Et c’est peut-être cette valeur là que les élus doivent promouvoir pour demain.
La campagne n’est pas un grand jardin récréatif ou un décor pour une simple récréation mais un lieu bien plus complexe où les imaginaires sont stimulés et où un nouveau récit peut voir le jour. Car, dans les territoires ruraux, nous sommes reliés mais pas étouffés. Et c’est là qu’un espoir, loin du diktat de la seule économie et de la finance, peut sûrement trouver sa place, c’est là que des envies peuvent renaître, au cœur du vivant, les pieds sur terre.

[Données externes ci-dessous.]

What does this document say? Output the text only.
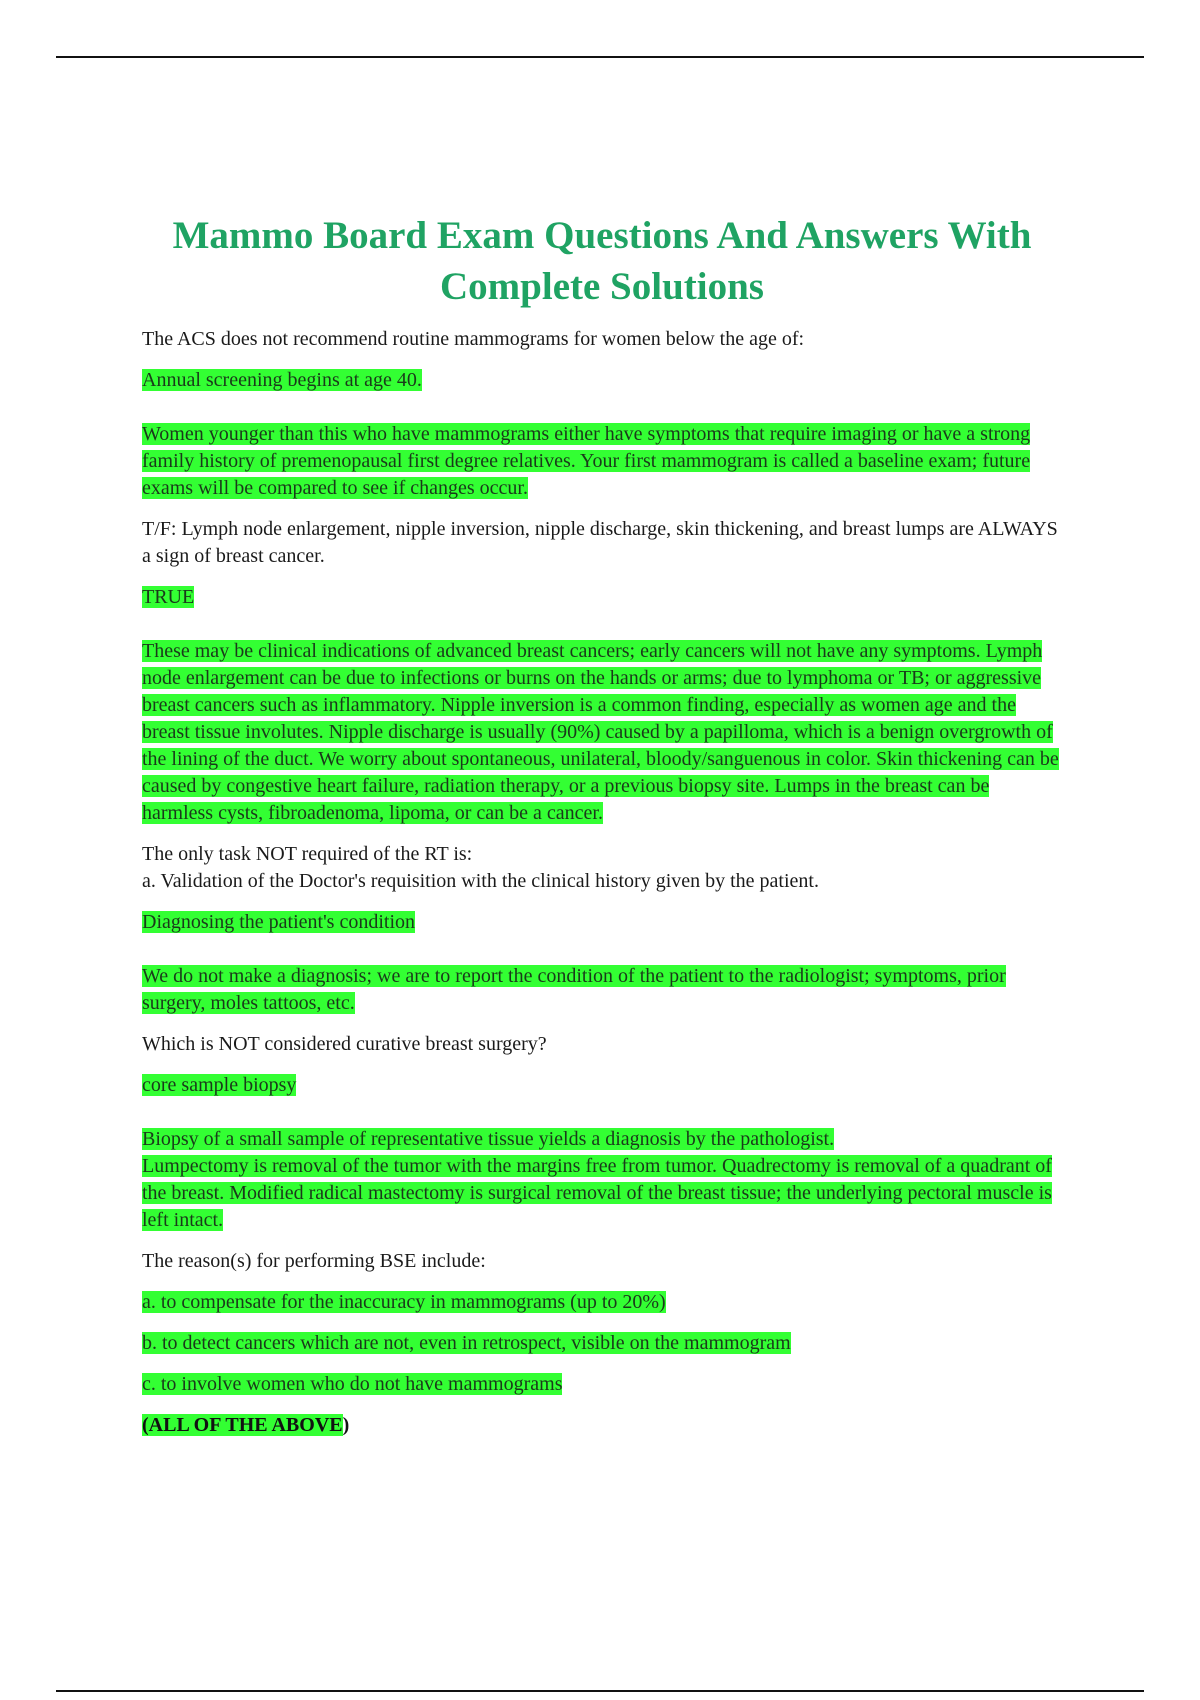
Mammo Board Exam Questions And Answers With Complete Solutions

The ACS does not recommend routine mammograms for women below the age of:

Annual screening begins at age 40.
Women younger than this who have mammograms either have symptoms that require imaging or have a strong family history of premenopausal first degree relatives. Your first mammogram is called a baseline exam; future exams will be compared to see if changes occur.

T/F: Lymph node enlargement, nipple inversion, nipple discharge, skin thickening, and breast lumps are ALWAYS a sign of breast cancer.

TRUE
These may be clinical indications of advanced breast cancers; early cancers will not have any symptoms. Lymph node enlargement can be due to infections or burns on the hands or arms; due to lymphoma or TB; or aggressive breast cancers such as inflammatory. Nipple inversion is a common finding, especially as women age and the breast tissue involutes. Nipple discharge is usually (90%) caused by a papilloma, which is a benign overgrowth of the lining of the duct. We worry about spontaneous, unilateral, bloody/sanguenous in color. Skin thickening can be caused by congestive heart failure, radiation therapy, or a previous biopsy site. Lumps in the breast can be harmless cysts, fibroadenoma, lipoma, or can be a cancer.

The only task NOT required of the RT is:

a. Validation of the Doctor's requisition with the clinical history given by the patient.

Diagnosing the patient's condition
We do not make a diagnosis; we are to report the condition of the patient to the radiologist; symptoms, prior surgery, moles tattoos, etc.

Which is NOT considered curative breast surgery?

core sample biopsy
Biopsy of a small sample of representative tissue yields a diagnosis by the pathologist.
Lumpectomy is removal of the tumor with the margins free from tumor. Quadrectomy is removal of a quadrant of the breast. Modified radical mastectomy is surgical removal of the breast tissue; the underlying pectoral muscle is left intact.

The reason(s) for performing BSE include:

a. to compensate for the inaccuracy in mammograms (up to 20%)
b. to detect cancers which are not, even in retrospect, visible on the mammogram
c. to involve women who do not have mammograms
(ALL OF THE ABOVE)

Alors oui, bien sûr, il faut faire attention de ne pas dilapider ce bien précieux en reconstruisant les villes à la campagne comme l’écrivait Alphonse Allais. Il semble nécessaire d’adapter sans contraindre, sans tout contrôler, pour que la liberté subsiste. De grandes bâtisses transformées peuvent servir de tiers-lieu ou d’habitat collectif intergénérationnel, les granges non utilisées, même dans des hameaux isolés, être aménagées en ateliers d’artisans ou en salle de concert. Mais la réglementation est draconienne et compliquée. Les règles d’urbanisme doivent certes limiter l’artificialisation des terres, mais elles ne doivent pas empêcher d’imaginer une vie différente à un moment où l’on peine à trouver une porte de sortie vers un avenir plus radieux. Ne pas donner un permis de construire à un propriétaire d’une vieille grange pour en faire un atelier, c’est nier le passé et le patrimoine des anciens tisserands ou autres artisans du XIXe. C’est voir une société uniformisée et standardisée, quand les contextes territoriaux sont différents et quand les besoins de demain, ceux d’une économie de proximité retrouvée et d’un patrimoine restauré, ceux d’une liberté de créer, de travailler, de s’émanciper, de faire la fête sans risquer de déranger, sont plus que jamais d’actualité. Car finalement la post-modernité s’invente peut-être là, avec des jeunes et des moins jeunes, au milieu des prés et des bâtisses à restaurer et à revisiter.